As we reach Holy Week, Palm Sunday arrives with its joyful declaration of Jesus' rule in our lives, but as the week progresses we see how those who first made this declaration betrayed and turned their backs on it. Every Christian knows what it feels like to have enacted this for themselves. Fortunately, it is not the end of the story: on Easter Day, we awake to find Christ risen from the tomb.

The Christian life is full of noble aspirations, our failure to live up to them, and the promise that tomorrow might bring a better day. In Revelation 21:5, Jesus says 'See: I am making all things new'. We pray that this Easter season brings you this promise for the year ahead: that life might be made new and hope reborn.

- Originally published in The Cambourne Crier, March 2018

Harvest, 2018

Autumn, which John Keats described as the ‘season of mists and mellow fruitfulness’, is my favourite time of year. After the heat of summer, the turn of the weather to coolness is a relief, and I have a particular fondness for the smell of wood fires, the feel of soft, mizzly rain and the gloomy romance of the twilight in late-afternoon.

Christians spend early autumn celebrating harvest – a word derived from the Old English for ‘autumn’. It is a time for appreciating God’s abundant provision and, in the past, was tied to the agricultural work which gave most people their living. But as the population began to move away from farming, these festivities came to centre not so much on our own abundance but more on those who are less fortunate.

The ancient Hebrews were commanded to ‘not reap to the very edges of your field…[but] leave them for the poor and for the foreigner’ (Leviticus 23:22). In celebrating harvest (not to mention beginning to look ahead to Christmas!), verses like this challenge us to consider how best to use the resources we have. God has provided; the question is what would He have us do with His provision?

- Originally published in The Cambourne Crier, September 2018

Christmas, 2018

Where was Jesus born? Easy, right? Bethlehem. The prophet Micah said: "You, Bethlehem, though you are small among the clans of Judah, out of you will come for me a ruler over Israel…"

This is quoted in Matthew's gospel and Luke also places Jesus' birth in Bethlehem. But Jesus is called 'Jesus of Nazareth' - almost 100 miles away. This is like someone famously from Harrogate being born in someone's garage in Cambourne!

Although Micah describes Bethlehem as 'small' - and by Jesus' day there was not even room for a nine-months-pregnant woman who'd walked 100 miles - the town was associated with King David, the greatest king in Jewish history. By placing Jesus' birth there, the gospel writers are saying we should link them together: like David, Jesus is the great king who establishes God's kingdom on earth.

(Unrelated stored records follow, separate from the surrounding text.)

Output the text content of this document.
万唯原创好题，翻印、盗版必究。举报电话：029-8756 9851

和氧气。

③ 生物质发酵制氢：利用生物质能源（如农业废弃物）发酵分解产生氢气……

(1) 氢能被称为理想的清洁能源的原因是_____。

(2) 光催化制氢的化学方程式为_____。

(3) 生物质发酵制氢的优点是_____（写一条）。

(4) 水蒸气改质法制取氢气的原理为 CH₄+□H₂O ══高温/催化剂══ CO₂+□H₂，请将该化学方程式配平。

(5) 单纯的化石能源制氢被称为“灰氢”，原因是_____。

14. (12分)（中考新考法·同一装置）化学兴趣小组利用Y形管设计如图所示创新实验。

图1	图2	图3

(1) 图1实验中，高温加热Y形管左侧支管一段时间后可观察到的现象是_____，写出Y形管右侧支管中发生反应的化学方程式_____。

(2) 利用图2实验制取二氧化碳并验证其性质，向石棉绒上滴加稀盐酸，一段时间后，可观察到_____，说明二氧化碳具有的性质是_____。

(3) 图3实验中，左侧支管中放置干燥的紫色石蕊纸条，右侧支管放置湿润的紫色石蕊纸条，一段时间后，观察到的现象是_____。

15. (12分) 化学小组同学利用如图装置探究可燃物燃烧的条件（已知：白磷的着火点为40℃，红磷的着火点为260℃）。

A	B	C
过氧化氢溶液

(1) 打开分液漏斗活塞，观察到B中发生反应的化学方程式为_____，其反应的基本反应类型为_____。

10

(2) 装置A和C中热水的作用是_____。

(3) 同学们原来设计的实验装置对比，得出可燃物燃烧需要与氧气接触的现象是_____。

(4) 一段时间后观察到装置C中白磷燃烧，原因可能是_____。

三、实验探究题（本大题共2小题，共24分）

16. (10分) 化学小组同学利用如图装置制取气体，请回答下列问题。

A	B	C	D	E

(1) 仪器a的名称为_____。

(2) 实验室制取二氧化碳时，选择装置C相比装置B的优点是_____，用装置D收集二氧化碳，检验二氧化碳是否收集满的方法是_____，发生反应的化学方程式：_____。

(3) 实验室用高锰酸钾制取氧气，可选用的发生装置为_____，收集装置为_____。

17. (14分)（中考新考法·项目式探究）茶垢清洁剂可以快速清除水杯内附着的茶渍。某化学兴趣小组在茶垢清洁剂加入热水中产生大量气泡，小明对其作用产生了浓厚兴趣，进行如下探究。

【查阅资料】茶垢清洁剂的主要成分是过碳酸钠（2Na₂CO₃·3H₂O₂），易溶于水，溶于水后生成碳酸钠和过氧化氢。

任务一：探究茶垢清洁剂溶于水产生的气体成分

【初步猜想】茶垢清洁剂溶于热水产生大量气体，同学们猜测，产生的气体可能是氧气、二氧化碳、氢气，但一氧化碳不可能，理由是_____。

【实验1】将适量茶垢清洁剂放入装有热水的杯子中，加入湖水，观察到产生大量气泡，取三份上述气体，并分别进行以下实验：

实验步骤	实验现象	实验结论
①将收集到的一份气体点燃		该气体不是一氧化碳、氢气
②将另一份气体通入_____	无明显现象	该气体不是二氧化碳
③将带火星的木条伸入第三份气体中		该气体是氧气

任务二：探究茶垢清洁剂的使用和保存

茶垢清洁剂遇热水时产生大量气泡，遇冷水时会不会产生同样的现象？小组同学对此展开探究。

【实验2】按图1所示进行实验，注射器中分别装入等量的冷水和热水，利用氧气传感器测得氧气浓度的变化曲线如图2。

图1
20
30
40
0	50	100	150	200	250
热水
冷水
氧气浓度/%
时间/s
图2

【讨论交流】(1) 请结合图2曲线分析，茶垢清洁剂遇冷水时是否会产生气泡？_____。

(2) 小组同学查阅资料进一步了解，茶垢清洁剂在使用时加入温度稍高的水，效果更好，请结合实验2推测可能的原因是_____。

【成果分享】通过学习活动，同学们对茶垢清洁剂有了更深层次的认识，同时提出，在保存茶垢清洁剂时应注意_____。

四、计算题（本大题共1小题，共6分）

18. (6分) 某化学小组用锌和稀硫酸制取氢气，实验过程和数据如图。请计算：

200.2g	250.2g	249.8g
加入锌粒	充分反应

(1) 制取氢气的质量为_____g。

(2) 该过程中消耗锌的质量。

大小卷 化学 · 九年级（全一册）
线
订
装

People say that no one 'comes from' Cambourne. We're too new for anyone to have deep roots or for a list of celebrities to have lived here. But I can't help comparing us to Bethlehem. We might rewrite that ancient prophesy:

"You, Cambourne, though you are insignificant among the villages of Cambridgeshire, out of you will come for me…"


As we celebrate Christmas in Cambourne this year, consider this: we can write our own illustrious history. Will we be the ones who come from here and do something great? What can we do in 2019 to spread the Christmas message of love and hope from our little town into all the world?

- Originally published in The Cambourne Crier, December 2018

Lent, 2019

What do colours mean? Is red anger or passion? Is blue peace or sadness? For Christians, colours mark the cycles of the year – gold for times of remembering Jesus’ kingship, green for seasons of new life. For the next few weeks, we are coloured purple – the colour of penitence and preparation.

Lent – the forty days between pancake day and Easter – is a time for reflection, prayer and seeking forgiveness. Like us, Jesus spent time in preparation. After His baptism, He walked into the wilderness to pray and fast for forty days. There, He faced many temptations but, unlike us, never once gave in to that temptation. During lent, we remember this story and seek to right the wrongs of the past, praying that we might make better choices in the year ahead.

But the forty days are not an unbroken marathon, because Sundays are always for celebration. Christians should never lose sight of the fact that our faith does not ask us to feel endlessly guilty for the ways we could have done better but affirms that we are loved by God and that there is always another chance to do the right thing.

During this purple season of Lent, why not take the opportunity to rebuild bridges, to acknowledge your faults, to seek forgiveness? But if you do, don’t forget to give yourself a break and remember the golden time ahead – when Jesus rose from death to life, offering love and peace and forgiveness to all who seek it.

- Originally published in The Cambourne Crier, March 2019

Easter, 2019

As Cambourne Church's writer-in-residence, I think about biblical themes a lot while writing poetry. Easter finds several key themes working together. The cross mirrors the tree from which Adam and Eve ate forbidden fruit; the garden where Mary met the risen Christ recalls Eden; Jesus' eternal life heals the death they brought.

I'm often struck by Mary's thought on seeing Jesus: she thought he was the gardener. This poem is about that:

A taste of fruit has altered all creation,
And grown both Adam's pride and mark of Cain;
Entangled in that tree, with each temptation
I choose to lose God's garden peace again.

Where once I tended Earth and turned the soil,
And gloried in the gifts of labour's grain,
Across the sin-scarred land, now I must toil
Against all those who share my sinful stain.

And into this the Prince of Peace was sent,
And showed how sweet the fruits of God could be,
Changed spears to pruning hooks, and swords to ploughs,
So we might find fair work, beneath the boughs
Of life-blood stained and life sustaining tree,
Where God Himself bore violent punishment.

And in the silent garden where I sought
To dignify His death with fragrant oil,
I met a gardener - or so I thought,
And felt the bonds of tempter's tree uncoil.

For from that ground, the peaceful prince had fought
To grow my peace in three days' germination,
So I might labour in His garden-court:
A paradise of praise and adoration.

- Originally published in The Cambourne Crier, April 2019
For more information on this poem, click

Harvest, 2019

There is a computer game called Civilization V which, at time of writing, I have spent a shocking 355 hours playing. Civilization gives you control over a country and asks you to build it into a world power. One of the first technologies you develop is ‘Animal Husbandry’, which rewards you with a quotation from scripture: ‘"Thou shalt not muzzle the ox when he treadeth out the corn."

It is Harvest once again so this quotation came back to me. Oxen were important parts of the agricultural processing of grain and this injunction not to muzzle them ensured that as they worked, they could enjoy some of the fruits of their labour. It is a commandment of kindness.

It may not feel like it, but each of us has great power over others – as consumers, voters and fellow-workers. The Bible commands us time and again to wield this power with kindness so that everyone might have the benefit of living in a society which cares for all who live in it. Harvest is an important reminder of what we have, but also poses this question: how can I use what I have for the benefit of others?

- Previously unpublished, for reasons best known to the editors of the Cambourne Crier!